While I have my misgivings about where the NFL is headed, which we’ll get to as the season gets closer, still, there’s something special about the start of the high school football season.
New schools and the diminishing number of players going out for teams has changed some things, but this is still the time when communities come together to cheer on the team, support the band and cheerleaders and all the other folks involved in making Friday nights special from Barrow, Alaska, where the field is just 100 yards from the Arctic Ocean, to Miami.
It’s not only the start of the school year, but there’s also a sense of renewal, something that’s likely being felt most at Marjory Stoneman Douglas High School, where, on Saturday, the Eagles take to the field for the first time since the February shooting that left 17 dead, including an assistant football coach.
The biggest problem I’ve had among the schools I’ve covered and followed over the years is where they’re playing now, as the painful, but necessary, process of realignment has reshuffled the deck.
• Atwater continues its rivalries with Buhach Colony, Merced and Golden Valley in the new-look Central California Conference, along with El Capitan, Central Valley and Patterson.

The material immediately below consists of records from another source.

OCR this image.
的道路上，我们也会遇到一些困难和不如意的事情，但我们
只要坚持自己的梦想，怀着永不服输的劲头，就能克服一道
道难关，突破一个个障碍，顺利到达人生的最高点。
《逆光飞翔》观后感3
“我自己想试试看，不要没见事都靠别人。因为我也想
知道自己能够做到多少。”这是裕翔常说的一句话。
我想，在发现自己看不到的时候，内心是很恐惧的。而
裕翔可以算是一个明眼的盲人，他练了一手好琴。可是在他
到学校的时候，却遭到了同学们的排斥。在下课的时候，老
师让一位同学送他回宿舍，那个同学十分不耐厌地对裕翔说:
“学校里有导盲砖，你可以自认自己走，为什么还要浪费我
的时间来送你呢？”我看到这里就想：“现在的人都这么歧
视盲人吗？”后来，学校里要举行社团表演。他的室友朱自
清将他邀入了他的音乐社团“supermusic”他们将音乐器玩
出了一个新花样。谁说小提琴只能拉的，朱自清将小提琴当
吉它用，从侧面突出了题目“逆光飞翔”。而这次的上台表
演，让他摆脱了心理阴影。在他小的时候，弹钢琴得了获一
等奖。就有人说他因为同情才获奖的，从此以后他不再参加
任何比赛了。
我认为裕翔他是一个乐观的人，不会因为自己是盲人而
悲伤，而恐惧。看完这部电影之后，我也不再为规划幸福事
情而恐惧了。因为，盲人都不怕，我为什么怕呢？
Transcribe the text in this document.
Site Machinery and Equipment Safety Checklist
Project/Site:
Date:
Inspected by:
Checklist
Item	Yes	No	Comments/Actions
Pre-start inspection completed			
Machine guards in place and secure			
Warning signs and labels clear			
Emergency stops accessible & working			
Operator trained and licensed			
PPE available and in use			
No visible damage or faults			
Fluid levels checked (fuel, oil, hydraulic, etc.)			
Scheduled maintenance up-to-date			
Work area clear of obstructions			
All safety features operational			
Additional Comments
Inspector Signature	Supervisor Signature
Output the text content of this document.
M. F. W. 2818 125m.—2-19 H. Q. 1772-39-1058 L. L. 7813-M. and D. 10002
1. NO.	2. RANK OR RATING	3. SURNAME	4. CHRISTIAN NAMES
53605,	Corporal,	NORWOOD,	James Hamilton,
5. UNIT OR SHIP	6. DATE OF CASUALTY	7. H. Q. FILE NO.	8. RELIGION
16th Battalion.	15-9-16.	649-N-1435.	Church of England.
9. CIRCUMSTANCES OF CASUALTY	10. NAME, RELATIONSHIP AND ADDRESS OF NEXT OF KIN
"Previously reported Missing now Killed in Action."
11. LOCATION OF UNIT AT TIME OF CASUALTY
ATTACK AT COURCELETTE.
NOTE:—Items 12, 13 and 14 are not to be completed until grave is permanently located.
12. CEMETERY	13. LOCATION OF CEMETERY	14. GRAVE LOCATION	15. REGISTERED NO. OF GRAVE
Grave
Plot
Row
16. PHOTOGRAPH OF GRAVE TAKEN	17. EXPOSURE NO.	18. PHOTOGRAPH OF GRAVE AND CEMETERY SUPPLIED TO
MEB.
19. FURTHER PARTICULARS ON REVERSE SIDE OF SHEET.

• Livingston again calls the Trans-Valley League home, along with Escalon, Hilmar, Hughson, Modesto Christian, Ripon and Riverbank.
• Turlock and Pitman renew acquaintances with Modesto rivals Downey, Enochs, Modesto and Gregori in the Central California Athletic League.
• Modesto’s Davis, Beyer and Johansen, along with Ceres, Lathrop, Los Banos, Pacheco and Mountain Home, find themselves in the Western Athletic Conference.
• Hanford West drops from the West Yosemite League to the Central Sequoia League, joining Dinuba, Exeter, Central Valley Christian, Kingsburg and Selma. The Huskies will continue to play Hanford in the Dog Bowl, now a nonconference game, and meet county rivals Sierra Pacific and Corcoran.
• Also new to the Central Section are 13 schools from the San Luis Obispo-Santa Maria area, although their impact likely won’t be felt until the playoffs.
• Last but not least, there’s the wholesale changes along the shores of Monterey Bay.
With the Santa Cruz Coast Athletic League disbanding for football two years ago and the merger of the Mission Trail and Monterey Bay leagues, welcome to the Pacific Coast Athletic League, which for football stretches from Felton to King City.
Schools are divided into four equity leagues, featuring the powerhouse Gabilan Division, featuring Aptos, Christopher, Alvarez, Gilroy, San Benito, Palma, Seaside and Salinas.
Got all that? Guess the only question left is, are you ready for high school football?